2. Doctrine and Covenants of the Church of Jesus Christ of Latter-day Saints (Salt Lake City: The Church of Jesus Christ of Latterday Saints, 1921), 132. This is part of the official scriptural canon and
contains ‘‘modern revelations,’’ primarily to Joseph Smith. It is organized in sections and verses rather than pages. Hereafter, it will be
referred to as D&C.
3. Perhaps because of all these omissions, additions, and textual
changes, there appears to be an inordinate preoccupation with persuading readers of the manual’s historical accuracy. The book ‘‘reflects the desire of the First Presidency and the Quorum of the
Twelve Apostles to deepen the doctrinal understanding of Church
members,’’ which is obviously the ‘‘doctrinal understanding’’ of current leaders and not that of Brigham Young. Readers are informed
about the organization of the text, told that the first section consists
of ‘‘extracts from Brigham Young’s sermons,’’ and reminded that
‘‘each statement has been referenced, and the original spelling and
punctuation have been preserved . . .’’ While the ‘‘original sources are
not necessary’’ and ‘‘this book, accompanied by the scriptures, is
sufficient for instruction’’ (Teachings v), teachers are advised to
‘‘carefully avoid controversy’’ (vi).
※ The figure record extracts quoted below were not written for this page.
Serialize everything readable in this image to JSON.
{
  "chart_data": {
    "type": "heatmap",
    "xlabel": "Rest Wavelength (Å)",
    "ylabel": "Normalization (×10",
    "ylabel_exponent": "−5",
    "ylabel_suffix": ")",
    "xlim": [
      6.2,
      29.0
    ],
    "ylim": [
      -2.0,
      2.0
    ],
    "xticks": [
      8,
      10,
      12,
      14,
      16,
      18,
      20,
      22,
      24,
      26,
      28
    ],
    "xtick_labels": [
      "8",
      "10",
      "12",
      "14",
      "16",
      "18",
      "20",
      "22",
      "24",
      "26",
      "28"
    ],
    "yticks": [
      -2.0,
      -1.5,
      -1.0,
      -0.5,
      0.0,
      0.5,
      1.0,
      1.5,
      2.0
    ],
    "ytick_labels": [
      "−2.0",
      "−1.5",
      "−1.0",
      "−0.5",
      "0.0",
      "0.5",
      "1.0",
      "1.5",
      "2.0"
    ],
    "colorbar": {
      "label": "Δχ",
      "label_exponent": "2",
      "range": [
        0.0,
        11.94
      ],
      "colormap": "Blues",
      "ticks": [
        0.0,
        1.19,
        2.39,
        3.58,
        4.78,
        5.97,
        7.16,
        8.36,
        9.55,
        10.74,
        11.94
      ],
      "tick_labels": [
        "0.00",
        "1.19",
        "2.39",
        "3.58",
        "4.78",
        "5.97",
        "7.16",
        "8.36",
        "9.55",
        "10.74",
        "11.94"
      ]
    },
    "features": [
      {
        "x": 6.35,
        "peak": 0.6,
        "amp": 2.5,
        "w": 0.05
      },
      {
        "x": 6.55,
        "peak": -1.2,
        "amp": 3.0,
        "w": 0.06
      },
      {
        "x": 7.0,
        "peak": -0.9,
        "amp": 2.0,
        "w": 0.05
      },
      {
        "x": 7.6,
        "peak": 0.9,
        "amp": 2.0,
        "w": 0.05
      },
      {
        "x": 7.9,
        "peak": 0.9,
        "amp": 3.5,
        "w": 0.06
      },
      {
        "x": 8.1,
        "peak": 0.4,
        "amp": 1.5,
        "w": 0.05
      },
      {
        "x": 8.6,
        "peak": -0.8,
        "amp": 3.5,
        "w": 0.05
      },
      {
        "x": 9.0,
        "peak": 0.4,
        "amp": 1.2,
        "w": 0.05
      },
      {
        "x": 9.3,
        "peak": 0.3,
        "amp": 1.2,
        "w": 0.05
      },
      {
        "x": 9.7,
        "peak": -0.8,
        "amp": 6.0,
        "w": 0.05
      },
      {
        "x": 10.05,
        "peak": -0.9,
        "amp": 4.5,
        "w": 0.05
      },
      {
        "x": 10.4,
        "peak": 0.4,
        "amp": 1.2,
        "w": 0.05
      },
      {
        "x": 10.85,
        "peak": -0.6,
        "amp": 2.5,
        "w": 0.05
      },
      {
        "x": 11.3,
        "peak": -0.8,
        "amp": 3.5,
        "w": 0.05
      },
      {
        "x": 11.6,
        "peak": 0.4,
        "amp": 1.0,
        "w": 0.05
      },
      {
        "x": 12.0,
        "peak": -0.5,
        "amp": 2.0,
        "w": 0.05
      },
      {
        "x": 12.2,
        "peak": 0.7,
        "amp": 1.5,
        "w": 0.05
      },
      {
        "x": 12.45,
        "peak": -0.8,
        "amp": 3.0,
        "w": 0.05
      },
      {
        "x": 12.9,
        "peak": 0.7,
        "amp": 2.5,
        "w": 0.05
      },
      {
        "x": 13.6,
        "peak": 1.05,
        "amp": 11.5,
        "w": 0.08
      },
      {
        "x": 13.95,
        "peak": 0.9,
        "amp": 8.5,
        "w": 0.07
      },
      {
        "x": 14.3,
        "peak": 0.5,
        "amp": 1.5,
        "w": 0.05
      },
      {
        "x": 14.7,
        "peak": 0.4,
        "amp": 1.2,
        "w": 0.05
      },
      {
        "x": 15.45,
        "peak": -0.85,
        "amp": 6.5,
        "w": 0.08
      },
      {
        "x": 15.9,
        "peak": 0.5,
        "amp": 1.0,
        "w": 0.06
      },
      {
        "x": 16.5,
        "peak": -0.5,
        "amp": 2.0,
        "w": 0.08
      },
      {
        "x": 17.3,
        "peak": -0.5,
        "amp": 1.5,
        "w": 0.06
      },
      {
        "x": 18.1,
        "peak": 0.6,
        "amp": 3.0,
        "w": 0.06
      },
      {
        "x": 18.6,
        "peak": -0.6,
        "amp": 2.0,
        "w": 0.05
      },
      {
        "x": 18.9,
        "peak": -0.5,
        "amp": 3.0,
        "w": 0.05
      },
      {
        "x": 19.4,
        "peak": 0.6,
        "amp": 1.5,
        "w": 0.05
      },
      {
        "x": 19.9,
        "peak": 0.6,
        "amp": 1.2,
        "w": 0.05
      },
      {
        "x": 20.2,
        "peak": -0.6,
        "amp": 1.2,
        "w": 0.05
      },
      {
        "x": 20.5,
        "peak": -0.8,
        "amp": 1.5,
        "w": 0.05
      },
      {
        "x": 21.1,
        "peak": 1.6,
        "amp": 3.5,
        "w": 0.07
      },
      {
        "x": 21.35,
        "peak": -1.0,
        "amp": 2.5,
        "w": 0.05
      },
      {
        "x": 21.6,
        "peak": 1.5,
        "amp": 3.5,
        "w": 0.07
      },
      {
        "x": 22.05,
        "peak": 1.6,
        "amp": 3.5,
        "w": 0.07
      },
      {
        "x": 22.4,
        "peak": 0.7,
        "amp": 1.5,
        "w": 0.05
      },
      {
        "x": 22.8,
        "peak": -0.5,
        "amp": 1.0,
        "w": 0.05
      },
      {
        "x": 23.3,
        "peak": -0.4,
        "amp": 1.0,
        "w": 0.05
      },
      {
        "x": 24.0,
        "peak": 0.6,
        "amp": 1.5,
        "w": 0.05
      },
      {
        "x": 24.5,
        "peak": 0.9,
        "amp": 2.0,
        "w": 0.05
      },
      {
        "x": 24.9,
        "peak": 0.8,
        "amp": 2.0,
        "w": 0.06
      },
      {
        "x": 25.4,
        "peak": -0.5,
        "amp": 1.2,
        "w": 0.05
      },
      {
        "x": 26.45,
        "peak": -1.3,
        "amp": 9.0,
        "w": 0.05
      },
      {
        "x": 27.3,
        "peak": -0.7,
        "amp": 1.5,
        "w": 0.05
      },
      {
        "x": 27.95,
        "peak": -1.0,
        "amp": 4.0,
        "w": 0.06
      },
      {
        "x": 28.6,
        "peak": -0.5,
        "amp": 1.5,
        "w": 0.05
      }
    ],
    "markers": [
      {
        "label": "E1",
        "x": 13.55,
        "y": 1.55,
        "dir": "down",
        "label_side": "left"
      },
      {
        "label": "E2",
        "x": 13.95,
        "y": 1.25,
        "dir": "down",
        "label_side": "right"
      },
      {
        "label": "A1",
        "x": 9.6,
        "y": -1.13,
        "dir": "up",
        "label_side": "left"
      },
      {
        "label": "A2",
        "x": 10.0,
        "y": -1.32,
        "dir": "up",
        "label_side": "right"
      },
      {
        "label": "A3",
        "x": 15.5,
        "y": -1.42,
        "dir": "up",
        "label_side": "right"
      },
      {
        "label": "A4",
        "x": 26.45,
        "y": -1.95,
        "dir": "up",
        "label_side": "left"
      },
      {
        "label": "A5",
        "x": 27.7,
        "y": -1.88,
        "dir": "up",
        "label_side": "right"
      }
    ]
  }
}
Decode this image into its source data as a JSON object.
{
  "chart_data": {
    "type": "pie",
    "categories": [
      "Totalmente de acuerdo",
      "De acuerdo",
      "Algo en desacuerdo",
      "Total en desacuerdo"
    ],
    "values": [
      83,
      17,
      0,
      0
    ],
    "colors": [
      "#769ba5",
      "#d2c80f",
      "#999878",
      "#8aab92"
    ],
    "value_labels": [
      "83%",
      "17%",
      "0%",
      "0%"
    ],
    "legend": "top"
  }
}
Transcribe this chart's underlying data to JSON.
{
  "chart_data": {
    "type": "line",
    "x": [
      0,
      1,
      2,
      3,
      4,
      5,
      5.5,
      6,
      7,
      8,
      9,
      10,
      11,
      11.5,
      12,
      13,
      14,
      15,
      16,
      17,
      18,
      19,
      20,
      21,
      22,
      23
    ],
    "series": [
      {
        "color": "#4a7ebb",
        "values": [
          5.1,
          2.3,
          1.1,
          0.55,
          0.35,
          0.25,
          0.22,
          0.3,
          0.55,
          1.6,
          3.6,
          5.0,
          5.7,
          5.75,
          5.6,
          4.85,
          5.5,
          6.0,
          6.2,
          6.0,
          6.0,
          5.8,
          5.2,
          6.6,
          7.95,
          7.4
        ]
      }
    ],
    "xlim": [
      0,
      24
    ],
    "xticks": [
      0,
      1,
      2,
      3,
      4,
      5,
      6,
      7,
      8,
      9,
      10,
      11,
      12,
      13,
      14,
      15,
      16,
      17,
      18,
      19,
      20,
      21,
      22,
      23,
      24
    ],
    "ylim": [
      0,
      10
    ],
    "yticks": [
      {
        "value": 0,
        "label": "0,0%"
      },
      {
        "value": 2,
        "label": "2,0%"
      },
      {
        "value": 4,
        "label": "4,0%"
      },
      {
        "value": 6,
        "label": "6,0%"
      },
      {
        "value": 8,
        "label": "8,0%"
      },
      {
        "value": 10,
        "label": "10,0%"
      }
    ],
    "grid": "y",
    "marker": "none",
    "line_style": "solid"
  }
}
It is worth noting that the numerous references to plural marriage in Young’s teaching and life
have been expunged, but ‘‘the original spelling and punctuation have
been preserved.’’ The latter must surely be to convey a sense of
historical accuracy to altered texts.
4. Eliminating section 132 from the D&C is unlikely because this
is the foundational revelation for the doctrine of eternal marriage, a
centerpiece of Mormonism and the basic element of the contemporary Mormon conception of family. Moreover, it is one of the most
appealing aspects of Mormonism to outsiders. Because textual
changes in the scriptural canon have occurred throughout Mormon
history, this technique becomes the most probable way that church
officials will formally repudiate plural marriage. Suggestive are recent
changes in the Book of Mormon. Added to the title of the Book of
Mormon in 1982 was ‘‘Another Testament for Jesus Christ’’ to emphasize that Mormons are Christians. And a passage suggesting that
darker-skinned descendants of Book of Mormon peoples would
become ‘‘white and delightsome’’ upon embracing the gospel was
altered to read ‘‘pure and delightsome’’ in 1985. While the latter
reflected changes in Mormon racial consciousness following a revelation admitting black males to the priesthood, both of these changes underscore the contemporary preoccupation with respectability
and assimilation—and, we think, anticipate how church officials are
likely to address the polygamy crisis.
5. Serial polygamy obtains when the wife in a celestial marriage
dies and her husband marries again for eternity, another celestial
marriage. He will be married to both women in the hereafter. However, a wife who ‘‘married in the temple’’ (celestial marriage) whose
husband dies can only subsequently marry for ‘‘time’’ (until death).
In heaven, she will be with her first husband while he will be joined
to both wives. Currently, she is in no position to choose which
husband with whom she would prefer to spend eternity.